Already being built, the construction and industrial assembling of the second phase of investments of Sinobras in Marabá is worth US$200 million. It should add more 500 thousand t/year laminate steel to the current production of 380 thousand t/year.
Sinobras’ local activities started in the same year the international crisis blew up, set up at a 140.23 ha area in the industrial district of the municipality. Today that steel mill employs 1,284 people. It belongs to the Aço Cearense Group, which controls other five companies and two industrial plants in Caucaia in the metropolitan region of Fortaleza (CE).
For a metal-mechanical pool
Actions taken to expand Sinobras’ activities in Marabá have strengthened the old project for a local metal-mechanical pool. For that purpose local city hall and commercial association have worked for a long time, together with the Federation of Industries of Pará (Fiepa), the state department of Industry and Commerce and also the federal government. But the project has suffered many comings and goings and now it is moving towards its consolidation.
The municipality is attractive: it is the administrative and economic center of the southern region of Pará and it produces R$3.742 billion yearly in goods and services, according to 2011 IBGE’s data. It has had and economic performance that has made it rank fourth in GDP in the state. The population was calculated in 2013 (UBGE) at 251 thousand people, which makes it the fourth most populous municipality in the state.
On Marabá’s behalf, which is located in the confluence of the Itacaiúnas and Tocantins Rivers, also speaks highly its proximity to the iron mines in the region, Parauapebas among them, the source of the iron ore used by Sinobras to produce steel. The steel mill industry is one of the main job multipliers: for each direct job it creates, 23 indirect ones come up, according to calculation of the Getúlio Vargas Foundation (FGV).
The expansion of the steel mill pool projected, with the chain of the metal mechanical segment feeding itself from the steel generated there, is able to avoid what happened after 2008, when the cancellation of external orders as a result of the crisis made a significant part of the local production discontinue. In the accounts of the class entities, out of the 11 steel mills operating at that time, a third or less remained. Sinobras was among the resilient ones because its production aims at Brazil’s consumption. It is drained with trucks (the same mode used to receive the ore), with an exit flow of about 1 thousand trucks/month.
New production unit
In Marabá, Sinobras has today four operating blast furnace units to produce pig iron; machinery to transform pig iron into steel pins; lamination to prepare steel laminates (iron bar and wires for nails, pins, hooks, etc.) and manufacture of wire and thin metal bars, to deliver wires’ byproducts (such as steel threads for civil construction l SI 60, flat wires for the industry and re-cooked wires for construction).
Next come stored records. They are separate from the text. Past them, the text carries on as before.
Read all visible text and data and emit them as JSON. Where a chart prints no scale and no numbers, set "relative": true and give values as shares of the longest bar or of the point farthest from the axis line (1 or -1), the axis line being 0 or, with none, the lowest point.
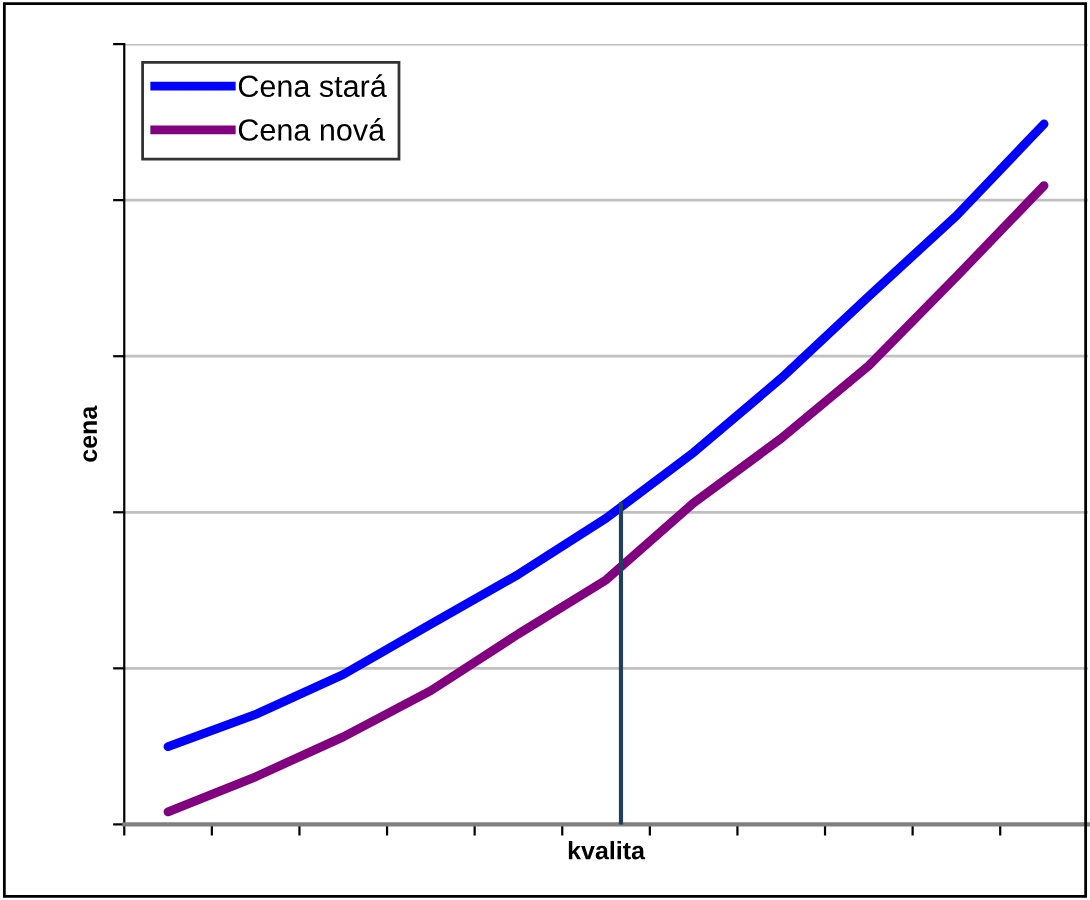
{
  "chart_data": {
    "type": "line",
    "relative": true,
    "xlabel": "kvalita",
    "ylabel": "cena",
    "categories": [
      null,
      null,
      null,
      null,
      null,
      null,
      null,
      null,
      null,
      null,
      null
    ],
    "series": [
      {
        "name": "Cena stará",
        "color": "#0000ff",
        "values": [
          0.111,
          0.157,
          0.214,
          0.286,
          0.357,
          0.437,
          0.531,
          0.637,
          0.754,
          0.869,
          1
        ]
      },
      {
        "name": "Cena nová",
        "color": "#800080",
        "values": [
          0.018,
          0.068,
          0.125,
          0.191,
          0.272,
          0.349,
          0.459,
          0.551,
          0.655,
          0.782,
          0.912
        ]
      }
    ],
    "grid": "y",
    "legend": "top left",
    "tick_labels": false,
    "marker": "none",
    "line_style": "solid"
  }
}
The expansion plan includes a new production area, called Lamination 2, which will have a 500 thousand t/year capacity and will produce conventional wire spools from 5.5mm to 25mm wide, iron bars 6.3mm to 16mm wide and compact spools (10mm to 25 mm wide iron bars’ spools). Operating Lamination 2 also includes a re-heating oven, laminator and the exit of conventional and compact spools with 110t/hour capacity. The unit is expected to start operations in March 2016.
The project also disposes the implementation of a new substation and a 230 kV transmission line 13 km long. Projected to start operations in March 2015, the new power infrastructure targets on meeting the needs arising from the increase in production and on enabling future use of the power generated at Belo Monte hydroelectric plant Monte, in the Xingu River, in the municipality of Altamira (PA). Another new piece of equipment, a shredder for scrap iron, with a 170 thousand t/year capacity, is to start operations next December.
Sinobras estimates that the construction phase will employ 1,500 workers and the operation of the new facilities, 300 new employees. “We have significant challenges ahead, but Sinobras strongly believes in the development of the region where is has been set up and has worked for it”, says Milton Lima, industrial director.
Marabá, a stage of fierce and bloody battles for the possession of the land and of its local wealth since at least the 1970’s will be able to play another role today. The civilization brought by steel and its complementary production chain stands for the possibility of a path mainly prosperous and peaceful. From dust it came, to steel it will go.